Während er auf seiner Seite nie mehr als drei rosette, ein wenig Marmelade und eine bereits eingeschenkte Tasse Kaffee vorfand, bog sich die Seite der Tafel, auf der der padrone saß, unter der Last von frischen Früchten, Schinken, Rührei und Kaviar. Selbstverständlich sorgte ein livrierter Lakai dafür, dass die Kaffeetasse des padrone gefüllt blieb und die abgegessenen Teller sofort entfernt wurden. Dass ihn der affige Lakai hartnäckig ignorierte, hatte ihn anfangs verdrossen, inzwischen aber war er daran gewöhnt. Hin und wieder trank der padrone Champagner zum Frühstück — unter dem medizinischen Vorwand, die Körpersäfte in Schwung zu bringen. Nicht dass er Wert darauf gelegt hätte, ebenfalls zum Frühstück Champagner zu trinken, aber es lag etwas Kränkendes in dem Umstand, dass man ihm nie ein Glas angeboten hatte.

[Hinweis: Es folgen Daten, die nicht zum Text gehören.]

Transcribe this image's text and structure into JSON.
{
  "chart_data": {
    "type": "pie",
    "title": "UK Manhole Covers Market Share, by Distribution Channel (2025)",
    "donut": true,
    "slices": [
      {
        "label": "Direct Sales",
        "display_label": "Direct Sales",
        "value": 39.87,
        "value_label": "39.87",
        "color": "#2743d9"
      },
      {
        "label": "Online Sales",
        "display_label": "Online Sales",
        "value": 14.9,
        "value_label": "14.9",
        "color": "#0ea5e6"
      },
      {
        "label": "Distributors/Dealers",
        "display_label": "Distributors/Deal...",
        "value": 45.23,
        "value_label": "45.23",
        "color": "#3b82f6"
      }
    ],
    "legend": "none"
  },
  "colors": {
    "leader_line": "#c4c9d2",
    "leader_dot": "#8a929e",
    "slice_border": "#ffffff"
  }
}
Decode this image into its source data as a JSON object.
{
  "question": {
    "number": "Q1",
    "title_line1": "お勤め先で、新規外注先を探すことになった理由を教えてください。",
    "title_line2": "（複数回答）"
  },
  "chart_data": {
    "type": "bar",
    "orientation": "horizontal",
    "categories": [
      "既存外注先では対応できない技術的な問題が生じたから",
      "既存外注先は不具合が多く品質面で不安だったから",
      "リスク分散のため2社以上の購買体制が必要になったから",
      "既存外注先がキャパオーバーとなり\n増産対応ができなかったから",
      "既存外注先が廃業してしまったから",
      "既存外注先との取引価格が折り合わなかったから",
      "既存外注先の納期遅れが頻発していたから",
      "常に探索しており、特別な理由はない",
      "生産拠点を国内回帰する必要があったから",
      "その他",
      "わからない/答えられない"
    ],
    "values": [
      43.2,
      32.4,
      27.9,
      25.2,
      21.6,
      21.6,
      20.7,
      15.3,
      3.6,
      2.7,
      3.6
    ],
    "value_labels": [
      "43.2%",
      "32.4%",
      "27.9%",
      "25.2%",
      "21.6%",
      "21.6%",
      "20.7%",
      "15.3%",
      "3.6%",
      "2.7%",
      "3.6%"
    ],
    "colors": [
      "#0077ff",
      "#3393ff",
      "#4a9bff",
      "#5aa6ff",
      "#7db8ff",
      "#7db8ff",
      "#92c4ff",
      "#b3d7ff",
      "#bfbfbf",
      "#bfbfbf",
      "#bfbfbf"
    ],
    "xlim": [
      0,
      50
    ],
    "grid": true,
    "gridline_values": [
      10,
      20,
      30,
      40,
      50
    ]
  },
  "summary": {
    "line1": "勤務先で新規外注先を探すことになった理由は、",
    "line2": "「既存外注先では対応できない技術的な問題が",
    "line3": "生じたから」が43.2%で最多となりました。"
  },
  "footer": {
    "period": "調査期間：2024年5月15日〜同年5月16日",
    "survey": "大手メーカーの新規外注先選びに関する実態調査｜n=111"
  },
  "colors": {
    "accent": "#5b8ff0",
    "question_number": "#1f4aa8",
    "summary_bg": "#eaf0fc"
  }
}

Heute Morgen hatten sie lange über Schuld und Gnade diskutiert — kein Wunder, wenn man sich vergegenwärtigte, in welcher Gesellschaft der padrone seine Nächte verbrachte. Was war, hatte der padrone mit weinerlicher Stimme gefragt, wenn übermächtige Triebe einen Menschen dazu brachten, Dinge zu tun, die gegen christliche Grundsätze verstießen? Hatte nicht der Allmächtige selbst, ohne dessen Willen sich kein Grashalm bewegte, ihm solche Triebe eingepflanzt? War ER nicht daran schuld? Was würde mit einem solchen Menschen geschehen, wenn er dereinst vor den Thron des Herrn - so wörtlich - trat? Würde auch über ihm die Gnade des Herrn - so wörtlich - leuchten, oder würde ihn ewige Verdammnis erwarten? 

Dazu hätte er einiges sagen können - gewissermaßen aus persönlicher Erfahrung. Er hatte kurz mit dem Gedanken gespielt, das Buch des Baseler Professors zu erwähnen - diese Geschichte mit den kopulierenden Griechen doch dann unterließ er es lieber. Mit komplizierten Gedankengängen war hier kein Blumentopf zu gewinnen. Er wusste nur zu gut, dass er seine Position hauptsächlich seiner Fähigkeit verdankte, das auszusprechen und in gefällige Worte zu kleiden, was seinem padrone durch den Kopf ging — und das war fast immer krauses Zeug.

Natürlich hatte er den padrone beruhigt. Die Gnade des Herrn, hatte er ihm versichert, werde auch über Seiner Hoheit leuchten! Eine Deportation in das glühende Sandfeld des dritten Höllenkreises sei durchaus nicht zu erwarten. Außerdem, hatte er hinzugefügt, lasse sich dieser Gefahr immer noch durch ernsthafte Gebete wirksam entgegentreten. Worauf der padrone erleichtert eine weitere Flasche Champagner öffnen ließ und er sich mit einer tiefen Verbeugung entfernte. In den letzten Tagen war ihm klargeworden, dass er diesen Mann, der ihm anfangs einen gewissen Respekt eingeflößt hatte, aus tiefster Seele verachtete.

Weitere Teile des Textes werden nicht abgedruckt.